If you would take the assignment, you are a truly professional writer. You might also, with a little training, make a good cosmologist.
A cosmologist seeks to understand the nature and history of the whole universe. The age of the universe is not known with great precision, but we believe it to be between ten and twenty billion years. Let’s say for the moment that it is fifteen billion.
We have been able to study the universe in detail for less than four hundred years, since the invention of the telescope in about 1608. That’s about one thirty-seven millionth of its fifteen billion year lifetime. One thirty-seven millionth of the life of a forty-five year old is thirty-eight seconds.
/> The task of writing a biography of the universe with so little solid information sounds hopeless. There is a chance of success only because the basic physical laws of the universe that govern events on both the smallest scale (atoms and subatomic particles) and the largest scale (stars, galaxies, and clusters of galaxies) have not changed since its earliest days.
That constancy is of course an assumption, not a fact; but there are reasons to make it, and we will come to those in due course.
Let me make one more introductory point. New biographies of old celebrities often promise “amazing new revelations.” These are normally, for obvious reasons, set at the end of the book, with the first three-quarters devoted to rehashing the same old material. I will be following this tried and tested philosophy. You will find little in the opening sections that was not in textbooks twenty or more years ago, and most of what I write is standard scientific dogma. I will provide due warning when the doubtful material appears.
2.STARS…
I said that we’ve been studying the external universe for only four hundred years. That’s an understatement if we accept that stars and planets must have been the subject of speculation since mankind first looked up and wondered about those points of light in the sky. However, no one had any idea until four hundred years ago what planets and stars were, or of their sizes, distances, and composition.

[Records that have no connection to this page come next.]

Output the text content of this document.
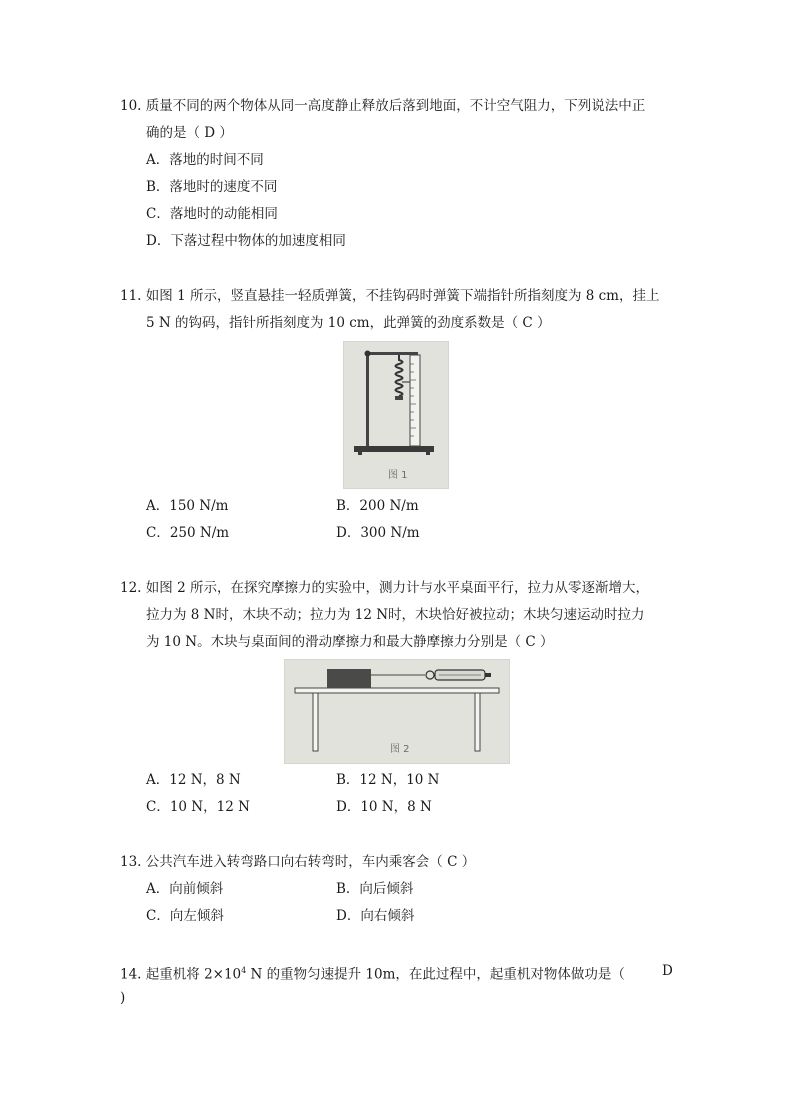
10. 质量不同的两个物体从同一高度静止释放后落到地面，不计空气阻力，下列说法中正
确的是（ D ）
A．落地的时间不同
B．落地时的速度不同
C．落地时的动能相同
D．下落过程中物体的加速度相同
11. 如图 1 所示，竖直悬挂一轻质弹簧，不挂钩码时弹簧下端指针所指刻度为 8 cm，挂上
5 N 的钩码，指针所指刻度为 10 cm，此弹簧的劲度系数是（ C ）
图 1
A．150 N/m	B．200 N/m
C．250 N/m	D．300 N/m
12. 如图 2 所示，在探究摩擦力的实验中，测力计与水平桌面平行，拉力从零逐渐增大，
拉力为 8 N时，木块不动；拉力为 12 N时，木块恰好被拉动；木块匀速运动时拉力
为 10 N。木块与桌面间的滑动摩擦力和最大静摩擦力分别是（ C ）
图 2
A．12 N，8 N	B．12 N，10 N
C．10 N，12 N	D．10 N，8 N
13. 公共汽车进入转弯路口向右转弯时，车内乘客会（ C ）
A．向前倾斜	B．向后倾斜
C．向左倾斜	D．向右倾斜
14. 起重机将 $2\times 10^4$ N 的重物匀速提升 10m，在此过程中，起重机对物体做功是（	D
)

The modern view, that all stars are giant globes of hot gas, developed after 1609, when Galileo turned his homemade telescope upwards. He found that the Sun was not the perfect, unmarked sphere that traditional teaching required, but a rotating object with lots of surface detail, like sunspots and solar flares.
Over the next couple of hundred years, the size and the temperature of the sun were pinned down fairly well. It is a great ball of gas, about a million miles across, with a surface at 6,000 degrees Celsius. What was not understood at all, even a hundred years ago, was the way that the sun stays hot.